Requirements for Business Rule Standardization

Enough should be standardized to support real business applications. Otherwise, consumers won't enjoy the benefit of choice among several rule vendors. Following are characteristics that seem to be common among commercial business rule products.

The action part of a rule should be able to interact with the world. For example, it should be able to append to a log of rule firings, invoke a web service to retrieve new facts, remove facts from consideration, or update a database.

Rules should have XML syntax for interoperability and syntax familiar to business analysts. For example,

    age of driver is less than 30

is better than

    driver[@age < 30]

and

    op:lt(age(?driver), 30).

It is okay for the business syntax to be supported by a tool or XSLT transformation.

A group of rules with a regular structure can be specified using spreadsheet-like decision table syntax. This syntax makes it easy to visually or automatically check for gaps or overlaps in rule coverage.

Some rules in a group may conflict. There must be one or more standard strategies to resolve conflicts. (A conflict occurs when the conditions of more than one rule are satisfied at the same time. A resolution strategy is the order in which those rules are fired.)

Support inferencing within a group of rules. Inferencing occurs when a rule action that adds, deletes, or modifies facts triggers another rule to fire whose action adds, deletes, or modifies facts, and so on.

The above characteristics suggest an implementation that relies on forward chaining production systems. Some support for backward chaining is also useful for fetching expensive facts on demand. For example, a rule might deny a loan if the applicant is jobless or has a poor credit history. Because job status is present on the loan application but credit history must be fetched (at some cost) from a credit bureau, it makes sense for the rule to fetch the credit history only if the applicant has a job.

Rules reason on facts. Facts may originate from XML, or they may originate in application objects such as Java beans or in database tables. A standard rule language must have a standard way to define facts that is independent of where those facts originate. A separate binding mechanism must be provided to handle the details of mapping to and from various data sources.

A fact definition encapsulates the binding information and stores additional metadata such as business-friendly names to use in rules. Commonly, facts are flat, not tree structured. A fact is a set of named fields and typed values. This allows simple rule syntax to reference fields of facts in rules. A highly structured document such as a purchase order would be mapped to several facts, possibly using the Java API for XML Binding (JAXB) or using an Xpath expression for each field.

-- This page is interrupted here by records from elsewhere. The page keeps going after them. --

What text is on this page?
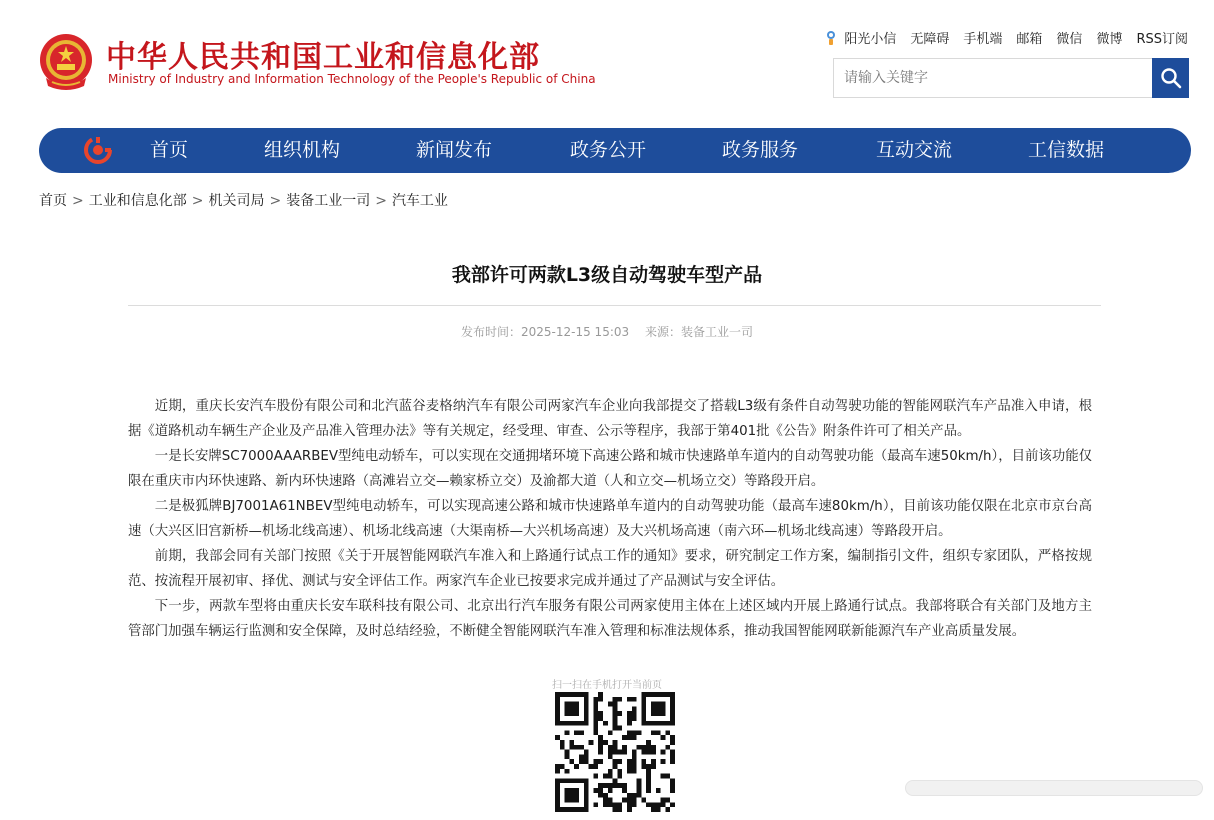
中华人民共和国工业和信息化部
Ministry of Industry and Information Technology of the People's Republic of China
阳光小信 无障碍 手机端 邮箱 微信 微博 RSS订阅
请输入关键字
首页	组织机构	新闻发布	政务公开	政务服务	互动交流	工信数据
首页 > 工业和信息化部 > 机关司局 > 装备工业一司 > 汽车工业
我部许可两款L3级自动驾驶车型产品
发布时间：2025-12-15 15:03 来源：装备工业一司

近期，重庆长安汽车股份有限公司和北汽蓝谷麦格纳汽车有限公司两家汽车企业向我部提交了搭载L3级有条件自动驾驶功能的智能网联汽车产品准入申请，根据《道路机动车辆生产企业及产品准入管理办法》等有关规定，经受理、审查、公示等程序，我部于第401批《公告》附条件许可了相关产品。

一是长安牌SC7000AAARBEV型纯电动轿车，可以实现在交通拥堵环境下高速公路和城市快速路单车道内的自动驾驶功能（最高车速50km/h），目前该功能仅限在重庆市内环快速路、新内环快速路（高滩岩立交—赖家桥立交）及渝都大道（人和立交—机场立交）等路段开启。

二是极狐牌BJ7001A61NBEV型纯电动轿车，可以实现高速公路和城市快速路单车道内的自动驾驶功能（最高车速80km/h），目前该功能仅限在北京市京台高速（大兴区旧宫新桥—机场北线高速）、机场北线高速（大渠南桥—大兴机场高速）及大兴机场高速（南六环—机场北线高速）等路段开启。

前期，我部会同有关部门按照《关于开展智能网联汽车准入和上路通行试点工作的通知》要求，研究制定工作方案，编制指引文件，组织专家团队，严格按规范、按流程开展初审、择优、测试与安全评估工作。两家汽车企业已按要求完成并通过了产品测试与安全评估。

下一步，两款车型将由重庆长安车联科技有限公司、北京出行汽车服务有限公司两家使用主体在上述区域内开展上路通行试点。我部将联合有关部门及地方主管部门加强车辆运行监测和安全保障，及时总结经验，不断健全智能网联汽车准入管理和标准法规体系，推动我国智能网联新能源汽车产业高质量发展。

扫一扫在手机打开当前页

When facts are bound to programming language objects, it must be possible to invoke methods on those objects, including the ability to invoke methods in rule conditions. Note that heavy use of a particular programming language binding in rules can limit the portability of those rules. This fact suggests that a standard rule language should provide a rich set of built-in functions and the ability to define and invoke new functions in order to minimize dependence on any particular programming language.

Rules should balance declarative and procedural semantics. Rules are seldom 100% declarative. Often, some kind of "rule flow" is required. For example, a number of rules might examine a shopping cart and propose a number of discounts, based on customer history and inventory levels. A "best discount" rule selects the maximum proposed discount. The "best discount" rule should not allowed to fire until all of the proposals have been generated.

Finally, a rule-enabled application needs to control the execution of rules on facts. Rules typically apply only to certain facts that have been "asserted", or inserted into "working memory". One solution is to provide a web service for invoking rules. The service should provide methods to pass facts and rules to the rule engine, allow the rule engine to demand additional facts (backward chaining) and to return results and tracing/debugging information.